Scrapping of HIPs masks Tory u-turn on stamp duty

There has been an almost deafening silence from Grant Shapps and Eric Pickles over the dropping of the Tory manifesto pledge to raise the stamp duty threshold.

Our guest writer is Roy Skates

The Conservatives have made great play today over their plans to scrap home improvement packs (HIPs) – yet there has been an almost deafening silence from housing minister Grant Shapps and communities secretary Eric Pickles over the dropping of the Tory manifesto pledge to raise the stamp duty threshold, which, like their pledge to scrap the Human Rights Act has been kicked into the long grass with another ‘review’.

The Tory manifesto clearly states (page 74) that:

“We will permanently raise the stamp duty threshold to ¬£250,000 for first-time buyers”

While the coalition programme (page 12) merely says:

“We will review the effectiveness of the raising of the stamp duty threshold for first-time buyers.”

On HIPs, shadow housing minister John Healey said the announcement highlighted the limits the “shoddy coalition”‘s lack of concern.
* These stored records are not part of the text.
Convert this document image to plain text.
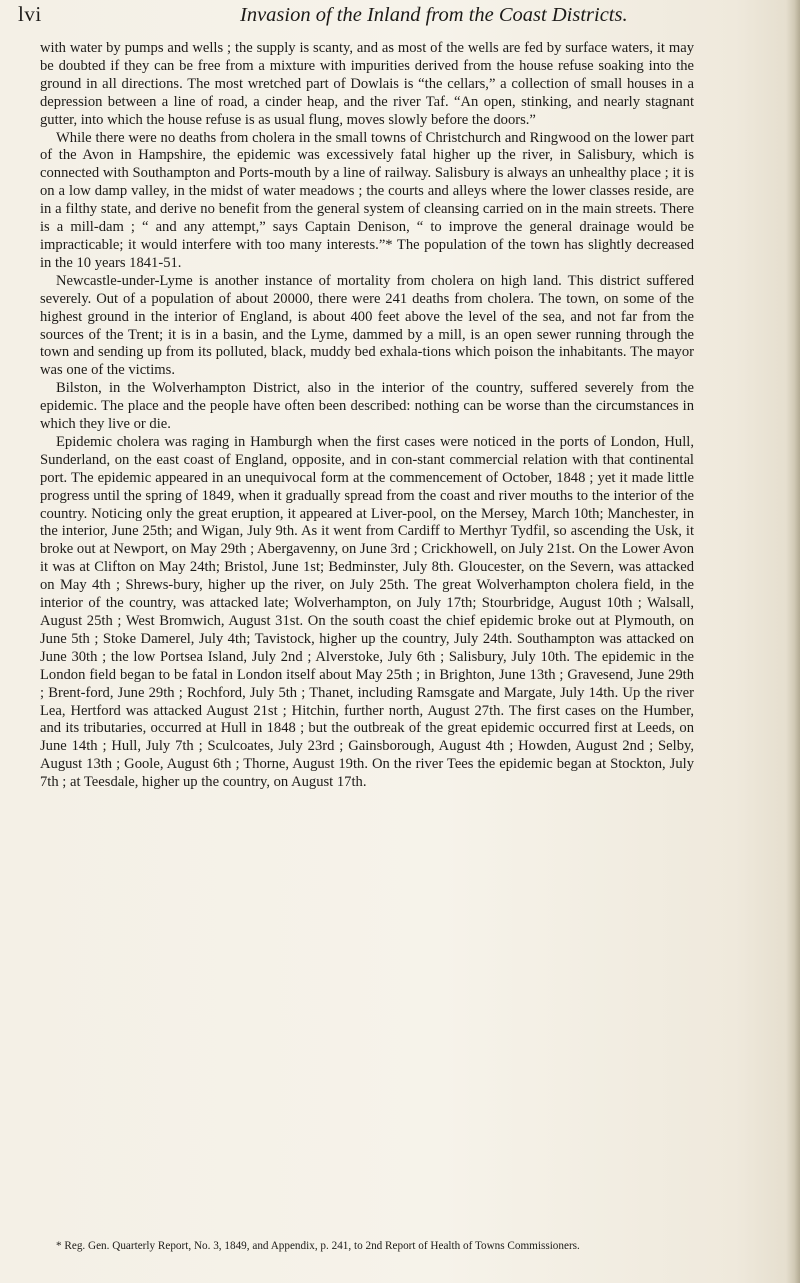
lvi	Invasion of the Inland from the Coast Districts.

with water by pumps and wells ; the supply is scanty, and as most of the wells are fed by surface waters, it may be doubted if they can be free from a mixture with impurities derived from the house refuse soaking into the ground in all directions. The most wretched part of Dowlais is “the cellars,” a collection of small houses in a depression between a line of road, a cinder heap, and the river Taf. “An open, stinking, and nearly stagnant gutter, into which the house refuse is as usual flung, moves slowly before the doors.”

While there were no deaths from cholera in the small towns of Christchurch and Ringwood on the lower part of the Avon in Hampshire, the epidemic was excessively fatal higher up the river, in Salisbury, which is connected with Southampton and Ports-mouth by a line of railway. Salisbury is always an unhealthy place ; it is on a low damp valley, in the midst of water meadows ; the courts and alleys where the lower classes reside, are in a filthy state, and derive no benefit from the general system of cleansing carried on in the main streets. There is a mill-dam ; “ and any attempt,” says Captain Denison, “ to improve the general drainage would be impracticable; it would interfere with too many interests.”* The population of the town has slightly decreased in the 10 years 1841-51.

Newcastle-under-Lyme is another instance of mortality from cholera on high land. This district suffered severely. Out of a population of about 20000, there were 241 deaths from cholera. The town, on some of the highest ground in the interior of England, is about 400 feet above the level of the sea, and not far from the sources of the Trent; it is in a basin, and the Lyme, dammed by a mill, is an open sewer running through the town and sending up from its polluted, black, muddy bed exhala-tions which poison the inhabitants. The mayor was one of the victims.

Bilston, in the Wolverhampton District, also in the interior of the country, suffered severely from the epidemic. The place and the people have often been described: nothing can be worse than the circumstances in which they live or die.

Epidemic cholera was raging in Hamburgh when the first cases were noticed in the ports of London, Hull, Sunderland, on the east coast of England, opposite, and in con-stant commercial relation with that continental port. The epidemic appeared in an unequivocal form at the commencement of October, 1848 ; yet it made little progress until the spring of 1849, when it gradually spread from the coast and river mouths to the interior of the country. Noticing only the great eruption, it appeared at Liver-pool, on the Mersey, March 10th; Manchester, in the interior, June 25th; and Wigan, July 9th. As it went from Cardiff to Merthyr Tydfil, so ascending the Usk, it broke out at Newport, on May 29th ; Abergavenny, on June 3rd ; Crickhowell, on July 21st. On the Lower Avon it was at Clifton on May 24th; Bristol, June 1st; Bedminster, July 8th. Gloucester, on the Severn, was attacked on May 4th ; Shrews-bury, higher up the river, on July 25th. The great Wolverhampton cholera field, in the interior of the country, was attacked late; Wolverhampton, on July 17th; Stourbridge, August 10th ; Walsall, August 25th ; West Bromwich, August 31st. On the south coast the chief epidemic broke out at Plymouth, on June 5th ; Stoke Damerel, July 4th; Tavistock, higher up the country, July 24th. Southampton was attacked on June 30th ; the low Portsea Island, July 2nd ; Alverstoke, July 6th ; Salisbury, July 10th. The epidemic in the London field began to be fatal in London itself about May 25th ; in Brighton, June 13th ; Gravesend, June 29th ; Brent-ford, June 29th ; Rochford, July 5th ; Thanet, including Ramsgate and Margate, July 14th. Up the river Lea, Hertford was attacked August 21st ; Hitchin, further north, August 27th. The first cases on the Humber, and its tributaries, occurred at Hull in 1848 ; but the outbreak of the great epidemic occurred first at Leeds, on June 14th ; Hull, July 7th ; Sculcoates, July 23rd ; Gainsborough, August 4th ; Howden, August 2nd ; Selby, August 13th ; Goole, August 6th ; Thorne, August 19th. On the river Tees the epidemic began at Stockton, July 7th ; at Teesdale, higher up the country, on August 17th.

* Reg. Gen. Quarterly Report, No. 3, 1849, and Appendix, p. 241, to 2nd Report of Health of Towns Commissioners.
He told Left Foot Forward:

“The Tories have talked of little else but HIPs over the past few years, and this announcement merely highlights the limits of their ambition and concern – pleasing estate agents rather than supporting first time buyers.

“And with the Housing Minister no longer sat in Cabinet, we’ve seen quickly how housing is a lower order issue for this shoddy Coalition.”

Yesterday, Radio 4’s “Moneybox live” programme revealed serious concerns among estate agents ahead of the government’s announcement today, and that the market risked stagnating; there was also concern that the government may be overreacting in scrapping HIPs without full consultation.